A swivel-gun is a particularly important development.  These were small breech-loading guns sometimes cast from bronze and sometimes made of wrought-iron.  Most were less than three feet long, and were mounted onto a swivel mount, a little like the "rowlock" of a rowing boat.  These were mounted in slots on the ship’s rail, and were fired at the enemy if they tried to board the ship.  Spare chambers were kept ready beside the gun, so it could be fired several times in quick succession.

This is the same period as the St. Johns Wreck, the remains of a late 16th century Spanish vessel excavated by staff from the Mel Fisher Maritime Museum off the Bahamas.  [click to link button]

On land, guns were started to be mounted on field carriages which could move relatively quickly, at least as long as they had plenty of horses to pull them.  At sea, different types of carriages were used, and the variants are explored in Gunnery 101.

By the end of the 16th century, wrought-iron guns were falling into disuse, as more reliable cast-iron guns started to become available.  Bronze guns were still by far the most reliable, and also the most expensive to produce.  They became more elaborate, with decorations, and inscriptions and even sculpted designs built into them.  By the early 17th century, they were still common on royal ships, like warships or treasure galleons.  Everyday trading vessels were far more likely to carry cast-iron guns, or even no guns at all.

This was the time of the Spanish Main, when annual treasure fleets brought the wealth of the Americas to Spain on board specially-built treasure galleons.  Two of these were the Nuestra Señora de Atocha  and the Santa Margarita, both of which formed part of the 1622 Treasure Fleet.  Although both ships were wrecked in a terrible hurricane off the lower Florida Keys in September 1622, several of their cannons have been found and recovered by Mel Fisher and his salvors. 

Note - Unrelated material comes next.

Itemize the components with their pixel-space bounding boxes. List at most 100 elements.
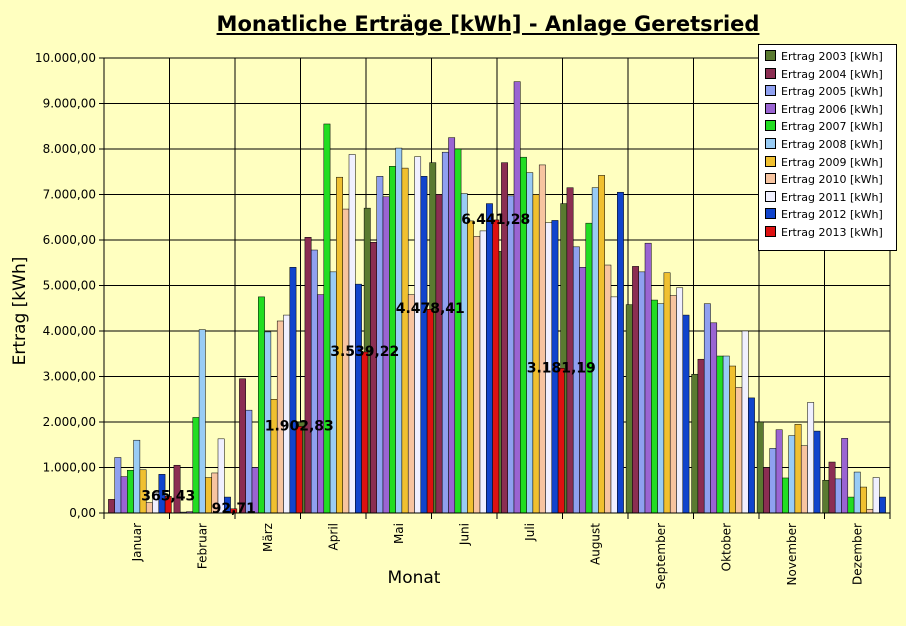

Bronze guns produced during the late 16th and the first half of the 17th century were particularly beautiful objects, their sinister purpose disguised by the decorations mentioned above.  To find out more about these embellishments, and how they can be used to identify and date guns, look at the Cannon Identification page.  Cast-iron guns were far simpler, where their most important quality was cost rather than elegance.  This was also a time of experimentation, and several strange prototypes were created.  Bronze breech-loading guns with screw on breeches were similar in design to modern field guns, but the experiment was abandoned by the early 17th century.  Similarly, people experimented with ways of making guns lighter, and producing them more cheaply.  Bizarre solutions were leather guns (essentially small wrought-iron guns coated with leather), composite guns (combining cast-iron and wrought-iron technology) , guns designed to fire stone roundshot and even guns firing square shot!  Gunfounders realized that at least for the moment, guns could not be changed too much.

Stone cannonballs!

Yes indeed.  The Spanish galleon Nuestra Señora de Atocha  (1622) carried a couple of guns known as “Pedreros” (or “Perriers” in English).  They were short, stubby guns with a large bore; about half the length of regular guns of the same caliber.  A small powder chamber was hollowed out at the back of the barrel, but otherwise the walls were fairly thin.  When the gun was fired, the stone ball broke up into deadly little stone chips, designed to cut down personnel at close range. It was labor intensive to carve perfectly round stone shot, and the guns fell out of favor by the mid 17th century.